A screening alert that flags an innocent individual or entity because they share similar name characteristics with a restricted party.

Last Reviewed: 2026-05-27Plain-English reference · not legal advice

Plain-English Summary

A false positive is a screening match that occurs because a cleared counterparty (visitor, vendor, student) has a name that is phonetically or structurally similar to a name on a restricted list. The reviewer compares details like Date of Birth or Address and confirms that the individual is not the person listed on the watchlist.

Why This Matters

Fuzzy matching is designed to catch name variations to prevent evasion, which naturally generates many false positives — frequently the large majority of all alerts in name-screening programs. Reviewers must systematically clear false positives in a documented manner to keep business operations moving smoothly without creating compliance gaps.

Explanation Depth

Concept Explanation

Because many people share similar names, the system might occasionally flag an innocent person (like a visitor) by mistake. This is a false positive. A manager checks additional details, like birthdates, to clear the match so they can proceed.
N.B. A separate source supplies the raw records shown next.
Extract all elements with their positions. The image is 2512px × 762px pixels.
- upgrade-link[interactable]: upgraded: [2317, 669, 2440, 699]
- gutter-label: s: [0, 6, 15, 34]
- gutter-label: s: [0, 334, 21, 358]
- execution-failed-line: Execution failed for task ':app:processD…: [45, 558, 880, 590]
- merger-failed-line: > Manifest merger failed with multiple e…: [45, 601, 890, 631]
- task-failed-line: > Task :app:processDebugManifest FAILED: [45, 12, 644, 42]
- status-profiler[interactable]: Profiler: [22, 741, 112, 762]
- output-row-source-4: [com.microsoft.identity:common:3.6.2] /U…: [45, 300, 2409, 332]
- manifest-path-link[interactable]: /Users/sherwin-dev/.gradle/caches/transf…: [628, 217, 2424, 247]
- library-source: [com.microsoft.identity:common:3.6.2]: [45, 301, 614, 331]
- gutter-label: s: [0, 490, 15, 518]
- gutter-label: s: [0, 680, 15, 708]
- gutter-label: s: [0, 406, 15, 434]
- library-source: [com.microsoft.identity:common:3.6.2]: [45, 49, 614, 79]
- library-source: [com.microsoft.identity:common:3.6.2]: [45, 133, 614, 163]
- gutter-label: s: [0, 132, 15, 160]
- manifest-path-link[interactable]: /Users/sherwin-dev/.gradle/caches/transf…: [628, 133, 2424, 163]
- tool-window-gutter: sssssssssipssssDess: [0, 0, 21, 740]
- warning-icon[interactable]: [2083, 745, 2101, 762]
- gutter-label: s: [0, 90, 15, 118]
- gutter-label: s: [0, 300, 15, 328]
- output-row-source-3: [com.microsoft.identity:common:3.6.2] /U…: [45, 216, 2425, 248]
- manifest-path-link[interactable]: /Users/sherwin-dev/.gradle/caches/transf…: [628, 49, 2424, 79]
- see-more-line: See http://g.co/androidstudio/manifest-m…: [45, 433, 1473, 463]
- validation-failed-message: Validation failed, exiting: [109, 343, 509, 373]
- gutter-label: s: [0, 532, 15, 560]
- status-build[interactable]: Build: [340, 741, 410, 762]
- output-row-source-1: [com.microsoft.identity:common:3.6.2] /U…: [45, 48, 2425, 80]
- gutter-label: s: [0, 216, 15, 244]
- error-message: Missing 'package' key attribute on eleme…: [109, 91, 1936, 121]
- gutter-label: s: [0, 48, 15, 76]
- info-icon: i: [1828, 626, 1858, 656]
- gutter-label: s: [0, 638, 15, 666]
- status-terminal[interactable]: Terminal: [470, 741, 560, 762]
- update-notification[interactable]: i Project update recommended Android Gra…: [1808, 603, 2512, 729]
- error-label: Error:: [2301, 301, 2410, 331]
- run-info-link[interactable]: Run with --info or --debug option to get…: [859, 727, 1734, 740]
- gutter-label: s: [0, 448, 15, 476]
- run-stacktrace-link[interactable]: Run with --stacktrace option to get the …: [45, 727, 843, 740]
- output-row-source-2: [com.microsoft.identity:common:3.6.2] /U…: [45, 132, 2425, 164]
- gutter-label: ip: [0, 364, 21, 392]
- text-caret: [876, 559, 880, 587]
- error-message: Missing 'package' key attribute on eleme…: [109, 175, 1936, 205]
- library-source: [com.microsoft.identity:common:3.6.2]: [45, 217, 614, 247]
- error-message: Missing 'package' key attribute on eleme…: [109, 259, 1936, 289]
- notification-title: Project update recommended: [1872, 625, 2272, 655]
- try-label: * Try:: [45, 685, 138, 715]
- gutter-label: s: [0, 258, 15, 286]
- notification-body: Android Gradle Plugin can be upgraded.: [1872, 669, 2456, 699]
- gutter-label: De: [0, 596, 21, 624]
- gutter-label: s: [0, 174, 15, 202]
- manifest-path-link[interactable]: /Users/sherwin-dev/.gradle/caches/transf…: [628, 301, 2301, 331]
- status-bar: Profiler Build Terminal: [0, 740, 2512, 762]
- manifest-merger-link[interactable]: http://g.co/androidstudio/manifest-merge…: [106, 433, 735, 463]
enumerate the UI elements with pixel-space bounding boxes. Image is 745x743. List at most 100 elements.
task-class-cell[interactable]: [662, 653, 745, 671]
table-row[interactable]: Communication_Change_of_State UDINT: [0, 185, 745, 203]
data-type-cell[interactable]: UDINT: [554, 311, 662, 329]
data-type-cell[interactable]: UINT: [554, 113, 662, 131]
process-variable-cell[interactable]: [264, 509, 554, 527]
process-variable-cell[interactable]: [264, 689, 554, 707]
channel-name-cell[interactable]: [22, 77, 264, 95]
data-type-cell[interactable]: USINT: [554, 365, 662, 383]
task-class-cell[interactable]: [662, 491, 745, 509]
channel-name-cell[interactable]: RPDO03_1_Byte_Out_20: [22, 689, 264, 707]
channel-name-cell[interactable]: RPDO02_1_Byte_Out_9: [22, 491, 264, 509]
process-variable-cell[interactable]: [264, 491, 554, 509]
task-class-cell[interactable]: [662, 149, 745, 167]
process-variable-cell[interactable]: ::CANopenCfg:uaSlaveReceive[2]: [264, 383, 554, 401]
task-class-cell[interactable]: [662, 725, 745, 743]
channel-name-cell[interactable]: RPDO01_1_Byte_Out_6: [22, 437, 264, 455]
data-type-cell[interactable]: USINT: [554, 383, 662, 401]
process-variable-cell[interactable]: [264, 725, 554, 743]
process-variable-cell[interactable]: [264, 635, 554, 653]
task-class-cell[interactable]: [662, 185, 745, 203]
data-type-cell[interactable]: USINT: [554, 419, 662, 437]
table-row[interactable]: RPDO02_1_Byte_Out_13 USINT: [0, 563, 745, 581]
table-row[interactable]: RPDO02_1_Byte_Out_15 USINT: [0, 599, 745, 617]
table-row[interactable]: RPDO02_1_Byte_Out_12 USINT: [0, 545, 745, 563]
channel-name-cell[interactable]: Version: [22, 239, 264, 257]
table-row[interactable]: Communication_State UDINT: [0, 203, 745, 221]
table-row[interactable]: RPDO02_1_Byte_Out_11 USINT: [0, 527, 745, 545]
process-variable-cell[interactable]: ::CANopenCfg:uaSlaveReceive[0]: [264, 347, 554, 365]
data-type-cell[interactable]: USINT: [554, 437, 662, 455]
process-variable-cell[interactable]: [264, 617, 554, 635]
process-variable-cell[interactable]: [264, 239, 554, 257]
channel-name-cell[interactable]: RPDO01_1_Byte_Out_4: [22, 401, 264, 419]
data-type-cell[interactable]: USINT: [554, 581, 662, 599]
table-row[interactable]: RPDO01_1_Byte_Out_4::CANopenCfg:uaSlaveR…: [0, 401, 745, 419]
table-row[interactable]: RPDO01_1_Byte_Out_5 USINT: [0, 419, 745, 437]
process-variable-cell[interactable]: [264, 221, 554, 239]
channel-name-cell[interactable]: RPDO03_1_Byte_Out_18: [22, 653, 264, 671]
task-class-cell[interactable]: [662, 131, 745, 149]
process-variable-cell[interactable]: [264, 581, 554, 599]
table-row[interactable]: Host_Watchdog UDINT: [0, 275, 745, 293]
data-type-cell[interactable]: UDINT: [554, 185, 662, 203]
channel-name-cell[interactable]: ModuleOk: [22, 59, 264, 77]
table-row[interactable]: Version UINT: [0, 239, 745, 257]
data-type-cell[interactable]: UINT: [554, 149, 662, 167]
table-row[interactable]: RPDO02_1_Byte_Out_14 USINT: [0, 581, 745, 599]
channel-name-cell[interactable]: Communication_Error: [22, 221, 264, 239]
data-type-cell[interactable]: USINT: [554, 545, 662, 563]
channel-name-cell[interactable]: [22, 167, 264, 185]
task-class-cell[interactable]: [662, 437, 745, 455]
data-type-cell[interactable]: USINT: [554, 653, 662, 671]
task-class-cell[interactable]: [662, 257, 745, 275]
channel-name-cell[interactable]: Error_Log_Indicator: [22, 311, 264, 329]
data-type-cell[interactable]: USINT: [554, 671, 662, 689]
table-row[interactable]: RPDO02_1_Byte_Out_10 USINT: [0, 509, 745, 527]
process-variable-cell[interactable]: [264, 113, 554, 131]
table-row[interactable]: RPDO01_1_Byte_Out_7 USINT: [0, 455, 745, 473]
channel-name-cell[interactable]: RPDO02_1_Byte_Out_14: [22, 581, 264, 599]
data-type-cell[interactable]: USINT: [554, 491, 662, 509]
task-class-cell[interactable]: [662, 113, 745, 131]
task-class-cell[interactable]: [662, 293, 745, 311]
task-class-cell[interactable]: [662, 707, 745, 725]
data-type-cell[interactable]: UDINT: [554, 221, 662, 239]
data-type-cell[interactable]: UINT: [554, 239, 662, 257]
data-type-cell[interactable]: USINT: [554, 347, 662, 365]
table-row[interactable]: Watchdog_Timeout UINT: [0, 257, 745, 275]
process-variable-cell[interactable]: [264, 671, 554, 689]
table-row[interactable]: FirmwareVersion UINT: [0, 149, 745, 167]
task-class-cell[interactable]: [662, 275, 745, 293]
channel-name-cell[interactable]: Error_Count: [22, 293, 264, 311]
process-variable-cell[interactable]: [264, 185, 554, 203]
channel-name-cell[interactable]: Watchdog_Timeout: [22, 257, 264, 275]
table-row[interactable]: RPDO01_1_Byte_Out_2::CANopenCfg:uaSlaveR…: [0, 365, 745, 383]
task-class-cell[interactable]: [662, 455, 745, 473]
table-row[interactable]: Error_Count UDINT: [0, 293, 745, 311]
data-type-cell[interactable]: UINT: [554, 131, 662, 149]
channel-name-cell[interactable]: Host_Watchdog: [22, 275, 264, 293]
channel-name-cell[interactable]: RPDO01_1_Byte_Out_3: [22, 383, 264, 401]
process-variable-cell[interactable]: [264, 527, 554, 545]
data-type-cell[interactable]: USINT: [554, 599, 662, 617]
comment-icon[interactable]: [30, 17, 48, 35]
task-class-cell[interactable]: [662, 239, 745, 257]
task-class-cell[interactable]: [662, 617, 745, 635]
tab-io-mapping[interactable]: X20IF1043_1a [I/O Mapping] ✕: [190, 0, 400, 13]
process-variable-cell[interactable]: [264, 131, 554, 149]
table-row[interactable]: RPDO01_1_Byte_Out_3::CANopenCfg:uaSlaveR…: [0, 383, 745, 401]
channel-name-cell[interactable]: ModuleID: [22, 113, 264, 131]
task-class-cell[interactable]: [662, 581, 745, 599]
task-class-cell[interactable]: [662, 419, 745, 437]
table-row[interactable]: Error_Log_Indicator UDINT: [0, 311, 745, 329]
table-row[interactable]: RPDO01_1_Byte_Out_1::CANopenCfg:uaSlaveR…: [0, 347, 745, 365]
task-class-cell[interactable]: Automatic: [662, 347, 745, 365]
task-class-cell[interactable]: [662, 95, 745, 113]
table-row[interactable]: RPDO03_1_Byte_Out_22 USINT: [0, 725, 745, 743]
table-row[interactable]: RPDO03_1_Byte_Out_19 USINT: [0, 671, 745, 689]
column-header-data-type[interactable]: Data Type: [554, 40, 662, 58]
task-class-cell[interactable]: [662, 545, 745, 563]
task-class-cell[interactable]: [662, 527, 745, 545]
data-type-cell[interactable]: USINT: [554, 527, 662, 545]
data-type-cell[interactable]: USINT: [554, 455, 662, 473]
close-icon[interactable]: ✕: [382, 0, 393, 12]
When You'll See This in SecurePoint

In SecurePoint, false positives are adjudicated and cleared by selecting the appropriate disposition code. Once cleared, the visitor check-in or transaction is released, and the clearing justification is written to the audit log.

What You Should Do Next

Review the biographical mismatch details in the adjudication screen. Compare secondary identifiers such as birthdates, middle names, and nationalities. If the details do not match, document the specific mismatch in the adjudication screen and clear the alert.

What Can Go Wrong

Failing to document the basis for clearing a false positive leaves your organization vulnerable during audits, as you cannot prove why you bypassed the alert. Conversely, clearing a true match by misinterpreting it as a false positive can lead to severe criminal and civil penalties under sanctions law.